What is your vision for our destiny? Which ideology do you support? What would be considered success within these three options? How would a successful collective Black/African American people/familiy/environment look like within your vision of our destiny?

Lets discuss our vision and paths to obtain it. Lets try to avoid criticism of visions or paths you do not agree with, but focus on defining and articulating what you believe to be good and right for black people. ANYONE can criticize the ideas of other, but we need people who can produce or defend ideas of their own.




Blue Print,

Welcome to Destee.com and this is a great post, for real. Obviously, I agree with sister’s cherryblossom and Destee, both have plainly and clearly articulated our present condition and how we should go about changing and improving our demise. One question though, on cherryblossom’s concept, does no reply indicate a disagreement?

Furthermore, it is strange to me that there is no mention of Separate But Equal as an option in search of our vision and methodology toward collective success. The real black people of the day opted for this plan of action, to be separate but equal, and it just happens to be what we continue to seek this as a remedy to our overall displacement. To be separate but equal speaks to choices, rights and privileges that are automatic, or at least should be.

Again, rather than integrate, which was always considered as acceptance of a so-call inferior position, which is to say that blacks must come up to the status of whites, was rejected by the collective that was on the battle field, at that time.

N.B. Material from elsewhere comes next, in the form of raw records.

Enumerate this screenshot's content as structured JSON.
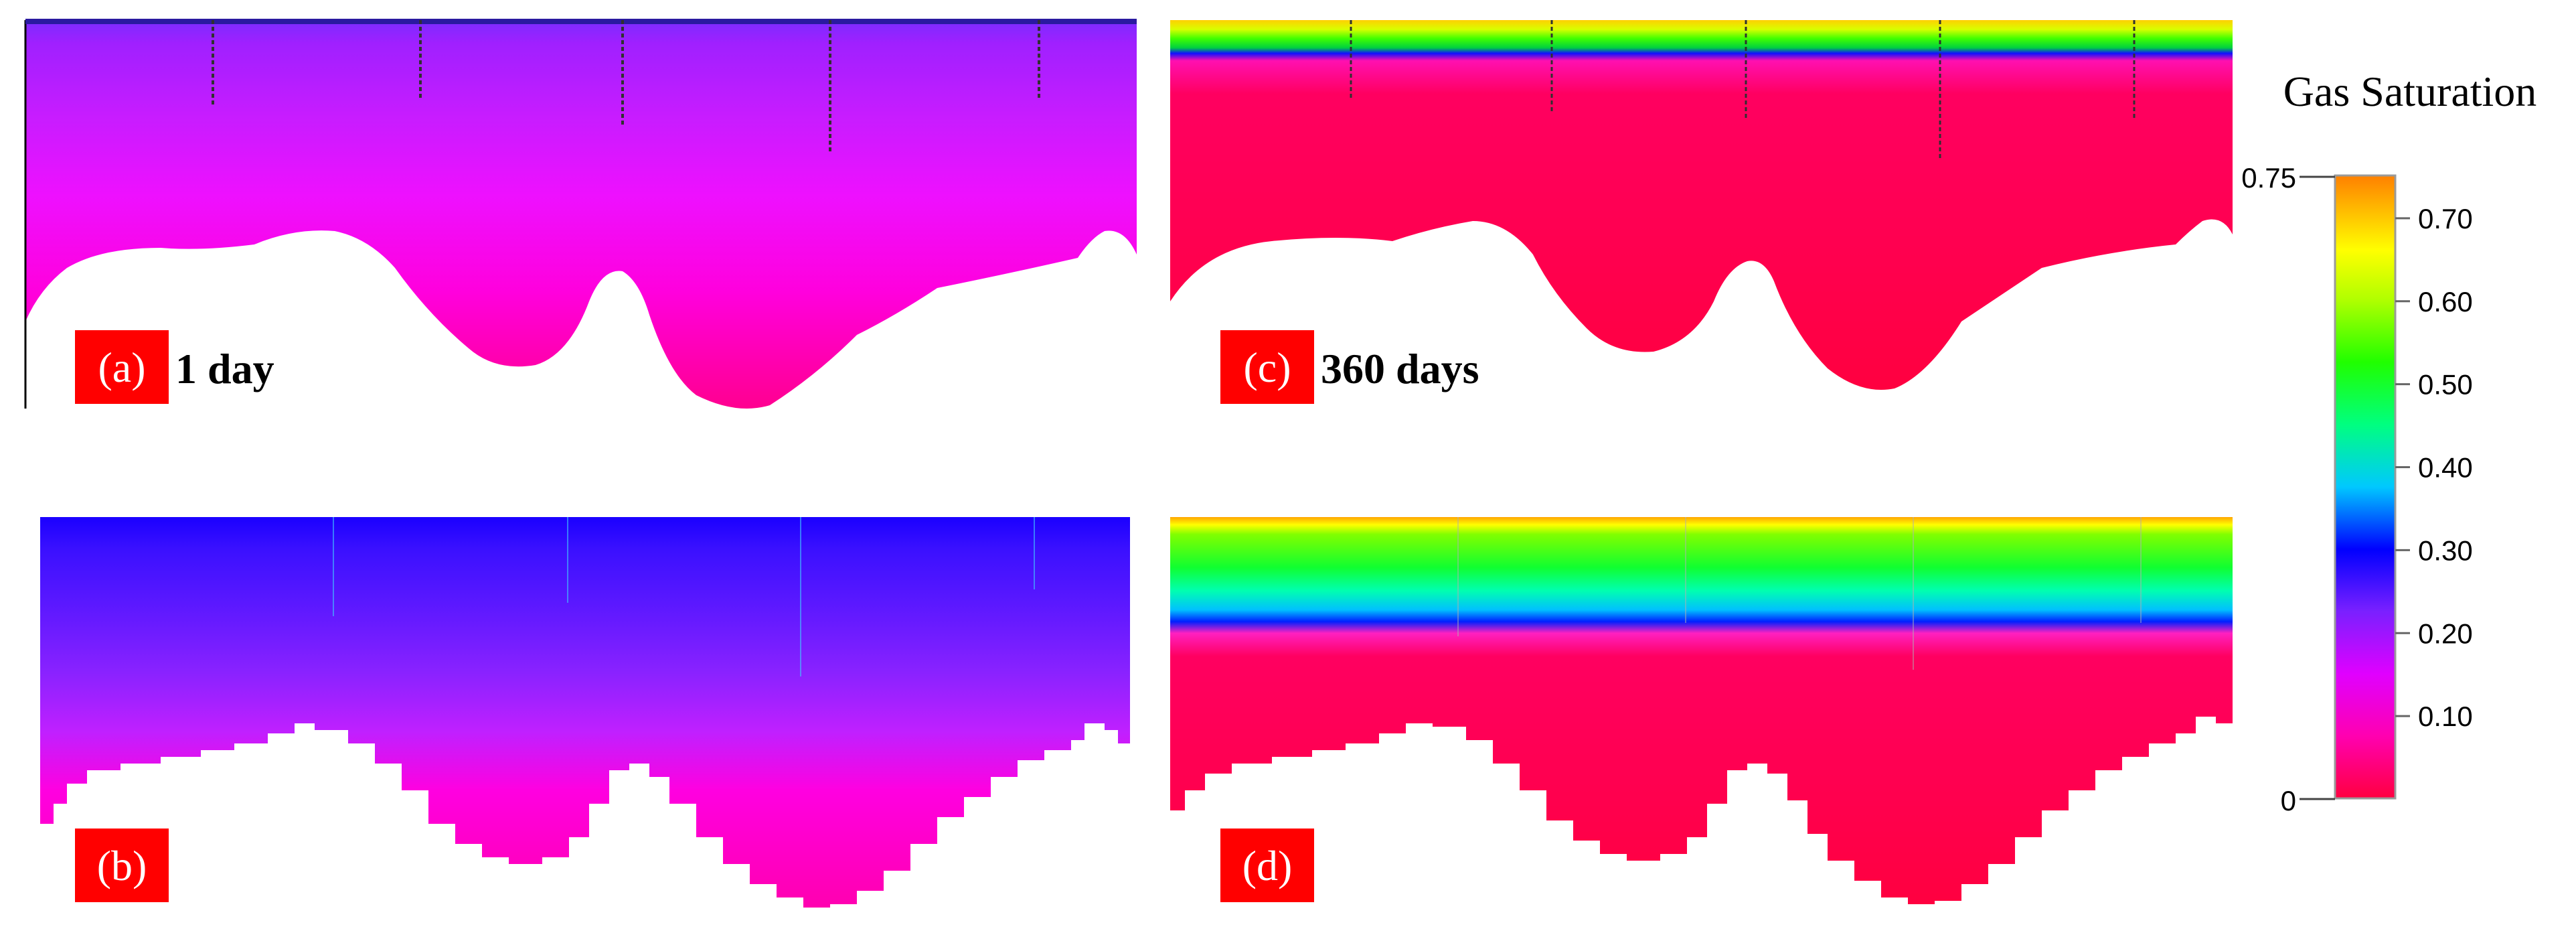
{
  "panels": [
    {
      "id": "a",
      "label": "(a)",
      "time": "1 day"
    },
    {
      "id": "b",
      "label": "(b)",
      "time": ""
    },
    {
      "id": "c",
      "label": "(c)",
      "time": "360 days"
    },
    {
      "id": "d",
      "label": "(d)",
      "time": ""
    }
  ],
  "colorbar": {
    "title": "Gas Saturation",
    "max_label": "0.75",
    "min_label": "0",
    "ticks": [
      "0.70",
      "0.60",
      "0.50",
      "0.40",
      "0.30",
      "0.20",
      "0.10"
    ],
    "tick_values": [
      0.7,
      0.6,
      0.5,
      0.4,
      0.3,
      0.2,
      0.1
    ],
    "colors": [
      "#ff0040",
      "#ff00cc",
      "#9a26ff",
      "#0000ff",
      "#00e0ff",
      "#00ff40",
      "#60ff00",
      "#ffff00",
      "#ff8000"
    ],
    "range": [
      0,
      0.75
    ]
  },
  "colors": {
    "label_bg": "#ff0000",
    "label_fg": "#ffffff",
    "time_fg": "#000000"
  }
}
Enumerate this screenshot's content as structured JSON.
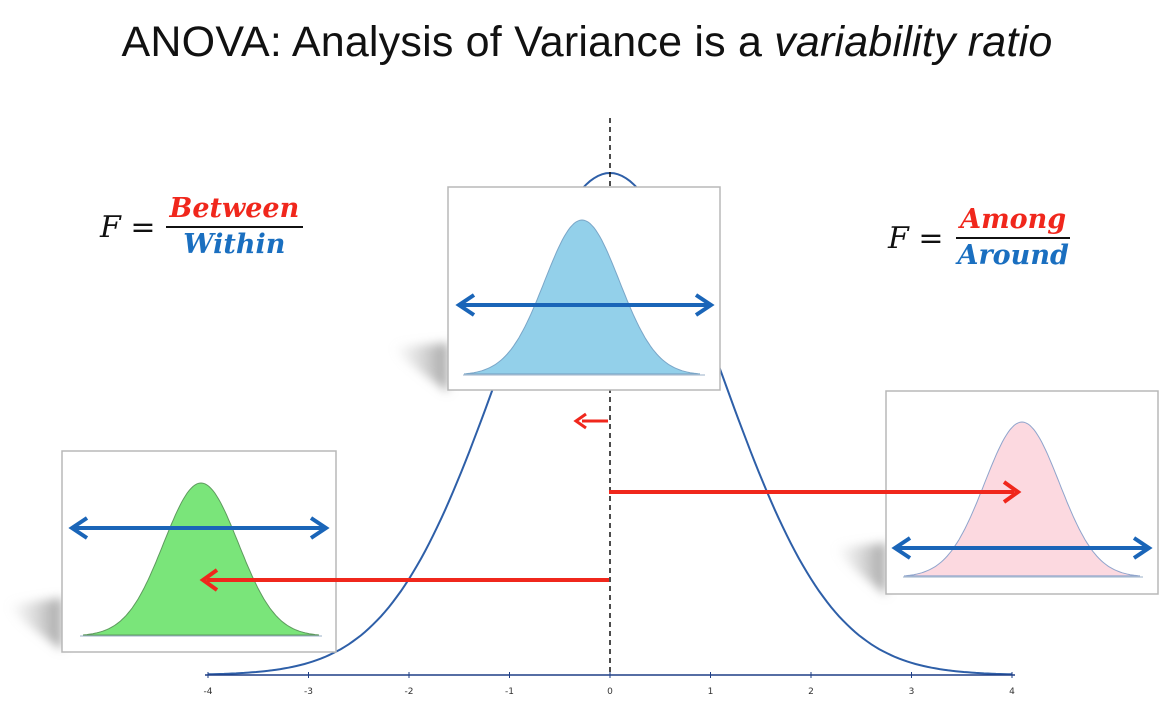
{
  "title": {
    "prefix": "ANOVA: Analysis of Variance is a ",
    "emphasis": "variability ratio"
  },
  "formula_left": {
    "lhs": "F =",
    "numerator": "Between",
    "denominator": "Within"
  },
  "formula_right": {
    "lhs": "F =",
    "numerator": "Among",
    "denominator": "Around"
  },
  "axis_ticks": [
    "-4",
    "-3",
    "-2",
    "-1",
    "0",
    "1",
    "2",
    "3",
    "4"
  ],
  "colors": {
    "curve": "#2e5fa8",
    "arrow_red": "#f0271c",
    "arrow_blue": "#1a65b8",
    "fill_blue": "#93d0ea",
    "fill_green": "#7ae57a",
    "fill_pink": "#fcd9e0"
  }
}
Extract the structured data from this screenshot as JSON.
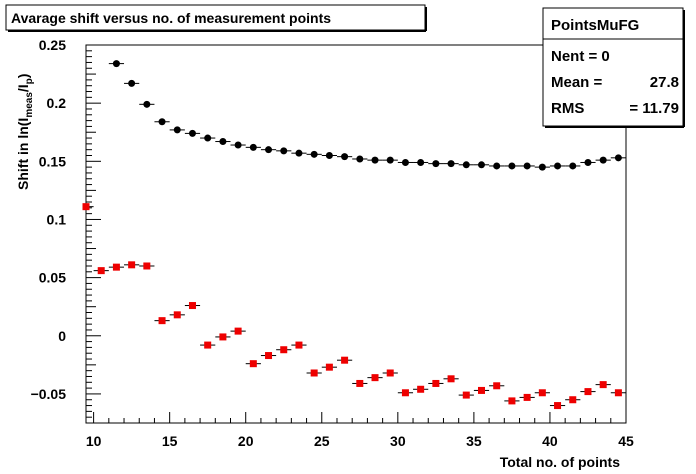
{
  "chart_data": {
    "type": "scatter",
    "title": "Avarage shift versus no. of measurement points",
    "xlabel": "Total no. of points",
    "ylabel": "Shift in ln(I_meas/I_p)",
    "ylabel_main": "Shift in ln(I",
    "ylabel_sub1": "meas",
    "ylabel_mid": "/I",
    "ylabel_sub2": "p",
    "ylabel_end": ")",
    "xlim": [
      9.5,
      45
    ],
    "ylim": [
      -0.075,
      0.25
    ],
    "xticks": [
      10,
      15,
      20,
      25,
      30,
      35,
      40,
      45
    ],
    "yticks": [
      -0.05,
      0,
      0.05,
      0.1,
      0.15,
      0.2,
      0.25
    ],
    "ytick_labels": [
      "−0.05",
      "0",
      "0.05",
      "0.1",
      "0.15",
      "0.2",
      "0.25"
    ],
    "stats_box": {
      "title": "PointsMuFG",
      "nent_label": "Nent = 0",
      "mean_label": "Mean  =",
      "mean_value": "27.8",
      "rms_label": "RMS",
      "rms_value": "=  11.79"
    },
    "series": [
      {
        "color": "#000000",
        "marker": "circle",
        "x": [
          11.5,
          12.5,
          13.5,
          14.5,
          15.5,
          16.5,
          17.5,
          18.5,
          19.5,
          20.5,
          21.5,
          22.5,
          23.5,
          24.5,
          25.5,
          26.5,
          27.5,
          28.5,
          29.5,
          30.5,
          31.5,
          32.5,
          33.5,
          34.5,
          35.5,
          36.5,
          37.5,
          38.5,
          39.5,
          40.5,
          41.5,
          42.5,
          43.5,
          44.5
        ],
        "y": [
          0.234,
          0.217,
          0.199,
          0.184,
          0.177,
          0.174,
          0.17,
          0.167,
          0.164,
          0.162,
          0.16,
          0.159,
          0.157,
          0.156,
          0.155,
          0.154,
          0.152,
          0.151,
          0.151,
          0.149,
          0.149,
          0.148,
          0.148,
          0.147,
          0.147,
          0.146,
          0.146,
          0.146,
          0.145,
          0.146,
          0.146,
          0.149,
          0.151,
          0.153
        ]
      },
      {
        "color": "#ee0000",
        "marker": "square",
        "x": [
          9.5,
          10.5,
          11.5,
          12.5,
          13.5,
          14.5,
          15.5,
          16.5,
          17.5,
          18.5,
          19.5,
          20.5,
          21.5,
          22.5,
          23.5,
          24.5,
          25.5,
          26.5,
          27.5,
          28.5,
          29.5,
          30.5,
          31.5,
          32.5,
          33.5,
          34.5,
          35.5,
          36.5,
          37.5,
          38.5,
          39.5,
          40.5,
          41.5,
          42.5,
          43.5,
          44.5
        ],
        "y": [
          0.111,
          0.056,
          0.059,
          0.061,
          0.06,
          0.013,
          0.018,
          0.026,
          -0.008,
          -0.001,
          0.004,
          -0.024,
          -0.017,
          -0.012,
          -0.008,
          -0.032,
          -0.027,
          -0.021,
          -0.041,
          -0.036,
          -0.032,
          -0.049,
          -0.046,
          -0.041,
          -0.037,
          -0.051,
          -0.047,
          -0.043,
          -0.056,
          -0.053,
          -0.049,
          -0.06,
          -0.055,
          -0.048,
          -0.042,
          -0.049
        ]
      }
    ]
  }
}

And with the knowledge of genetics we now have, even to say equal is an understatement in the wrong direction. Nevertheless, equal rights is all we have ever wanted, to be recognized as human beings is all we have ever wanted, to be viewed as men and women is all we have ever wanted. To put simply, we must take our rightful place by assimilating what is now in front of us, freedom. We now know who’s who and what’s what, so the proper question becomes this, why have we not arrived, well, the sleeping giant is still asleep, that’s real.